TEACHER’S DAY SPECIAL
Diisaku Ikeda is a Buddhist leader and an educator. As he recalls a great teacher who shaped his way of seeing, we feel that our readers should read this story—particularly, on the occasion of Teachers’ Day.
Hoping to do what I could to help my family, I got a job of delivering newspapers. I woke up each morning while it was still dark and helped out with the seaweed production. When I finished, I delivered papers and then went to school. After returning from school, I helped with the family business again, pulling the dried sheets of nori seaweed off the racks. Then I delivered the evening paper. At night, there was the work of cleaning the seaweed, removing any impurities. I look back now on those busy days with fondness.

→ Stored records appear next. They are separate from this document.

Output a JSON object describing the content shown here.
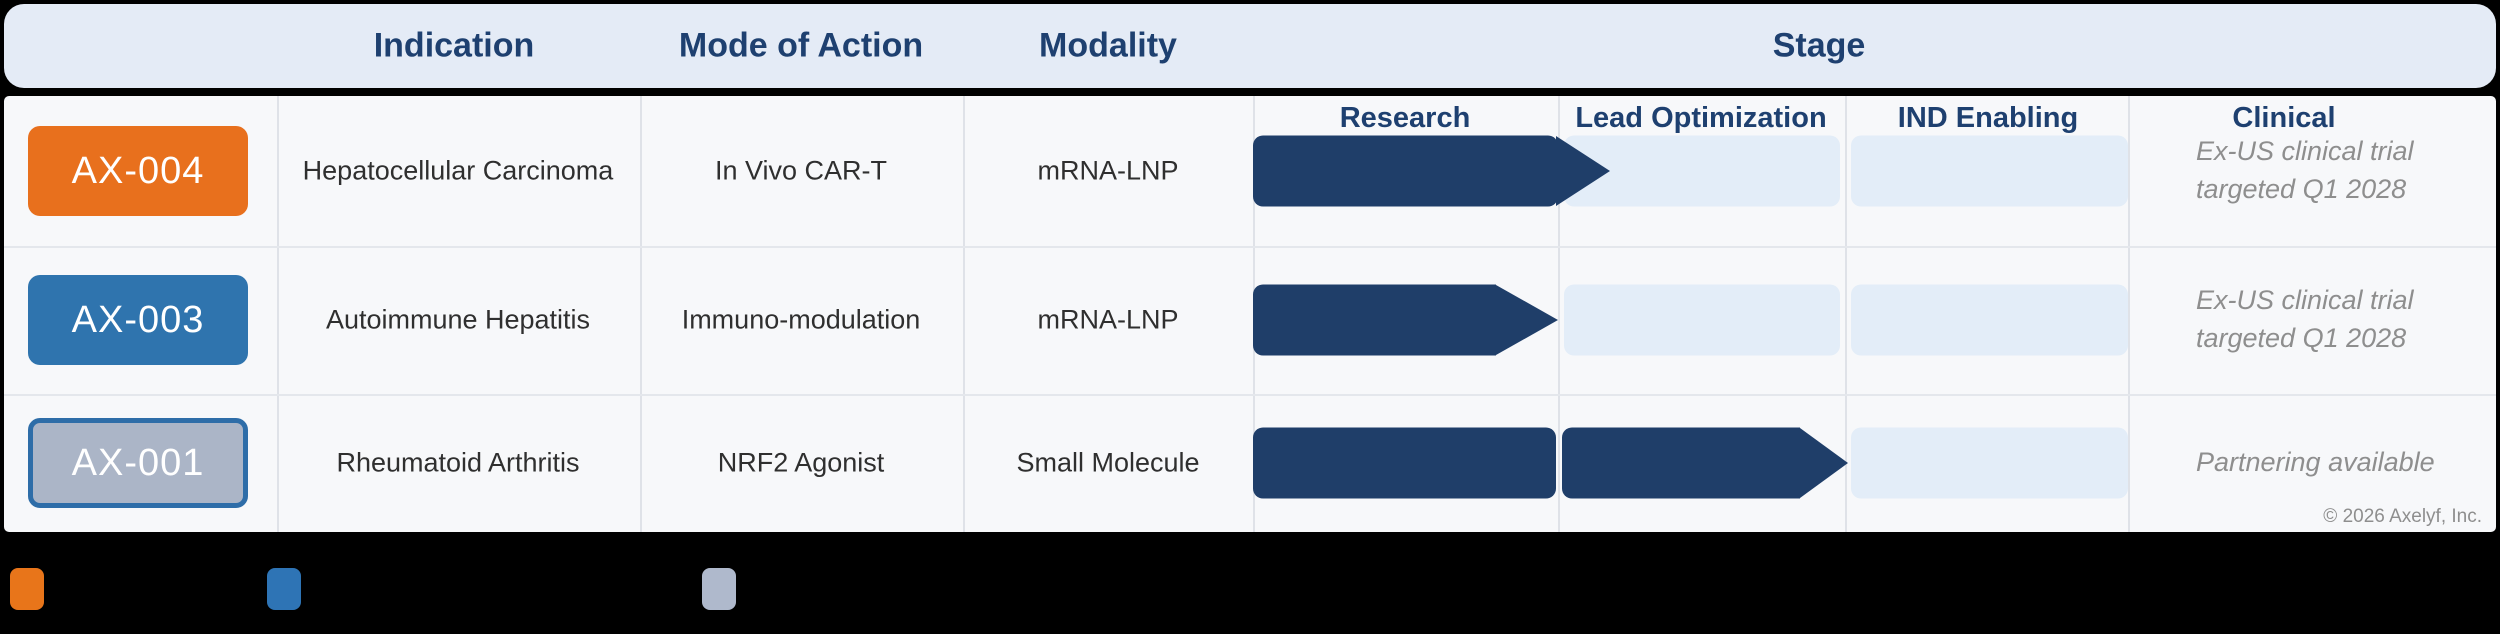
{
  "chart_data": {
    "type": "table",
    "title": "Stage",
    "columns": [
      "Indication",
      "Mode of Action",
      "Modality",
      "Stage"
    ],
    "stage_columns": [
      "Research",
      "Lead Optimization",
      "IND Enabling",
      "Clinical"
    ],
    "rows": [
      {
        "program_id": "AX-004",
        "indication": "Hepatocellular Carcinoma",
        "mode_of_action": "In Vivo CAR-T",
        "modality": "mRNA-LNP",
        "stages_completed": 1.15,
        "stage_progress": {
          "research": "complete",
          "lead_optimization": "entering",
          "ind_enabling": "not-started",
          "clinical": "not-started"
        },
        "clinical_note": "Ex-US clinical trial targeted Q1 2028"
      },
      {
        "program_id": "AX-003",
        "indication": "Autoimmune Hepatitis",
        "mode_of_action": "Immuno-modulation",
        "modality": "mRNA-LNP",
        "stages_completed": 1.0,
        "stage_progress": {
          "research": "complete",
          "lead_optimization": "not-started",
          "ind_enabling": "not-started",
          "clinical": "not-started"
        },
        "clinical_note": "Ex-US clinical trial targeted Q1 2028"
      },
      {
        "program_id": "AX-001",
        "indication": "Rheumatoid Arthritis",
        "mode_of_action": "NRF2 Agonist",
        "modality": "Small Molecule",
        "stages_completed": 2.0,
        "stage_progress": {
          "research": "complete",
          "lead_optimization": "complete",
          "ind_enabling": "not-started",
          "clinical": "not-started"
        },
        "clinical_note": "Partnering available"
      }
    ],
    "legend_position": "bottom",
    "grid": true
  },
  "header": {
    "col_indication": "Indication",
    "col_moa": "Mode of Action",
    "col_modality": "Modality",
    "col_stage": "Stage"
  },
  "stage_headers": {
    "research": "Research",
    "lead_optimization": "Lead Optimization",
    "ind_enabling": "IND Enabling",
    "clinical": "Clinical"
  },
  "rows": [
    {
      "program_id": "AX-004",
      "badge_color": "#E8701D",
      "indication": "Hepatocellular Carcinoma",
      "mode_of_action": "In Vivo CAR-T",
      "modality": "mRNA-LNP",
      "clinical_note": "Ex-US clinical trial targeted Q1 2028"
    },
    {
      "program_id": "AX-003",
      "badge_color": "#2F74AE",
      "indication": "Autoimmune Hepatitis",
      "mode_of_action": "Immuno-modulation",
      "modality": "mRNA-LNP",
      "clinical_note": "Ex-US clinical trial targeted Q1 2028"
    },
    {
      "program_id": "AX-001",
      "badge_color": "#ABB5C7",
      "badge_border_color": "#2E6DA8",
      "indication": "Rheumatoid Arthritis",
      "mode_of_action": "NRF2 Agonist",
      "modality": "Small Molecule",
      "clinical_note": "Partnering available"
    }
  ],
  "footer": {
    "copyright": "© 2026 Axelyf, Inc."
  },
  "legend": {
    "chips": [
      {
        "name": "orange-chip",
        "color": "#E8751A"
      },
      {
        "name": "blue-chip",
        "color": "#2E74B5"
      },
      {
        "name": "gray-chip",
        "color": "#AFB9CC"
      }
    ]
  },
  "colors": {
    "page_background": "#000000",
    "header_band": "#E4EBF6",
    "header_text": "#1E4070",
    "body_background": "#F7F8FA",
    "bar_complete": "#1F3E69",
    "bar_track": "#E3EDF8",
    "note_text": "#8E8E8E"
  }
}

When I was in sixth grade, we took a school trip to Kansai. We were away for four nights and five days. It was my first trip away from home, and I was very excited. My mother had given me some pocket money, which she had somehow managed to scrape together. I used it to treat my friends, and at the end of the first day, it was almost gone. Mr Hiyama must have been watching me the whole time, because he called to me as I was going up the stairs of the inn where we were staying and said: “ Daisaku, your elder brothers are all away at the war. You have to buy your parents a souvenir from your trip.”
I was crushed; of course, he was right. My mother’s face appeared before my eyes. Smiling, Mr Hiyama placed some money in my palm and closed my fingers around it. I think it was two one-yen bills. At that time, it was a large amount of money. I breathed a sigh of relief. When I returned home and gave my mother her gift, I told her what had happened. “You must never forget Mr. Hiyama,” she said with a gentle smile.
I don’t feel that he was giving me special treatment. He wouldn’t have been as well loved as he was by so many students if he was the kind of teacher who had favorites. He cared for us equally, looking deep into our hearts, aware of the family situations that were the soil that nourished us. I will never forget that warm affection with which he looked at each of us during our graduation ceremony, large tears running down his cheeks.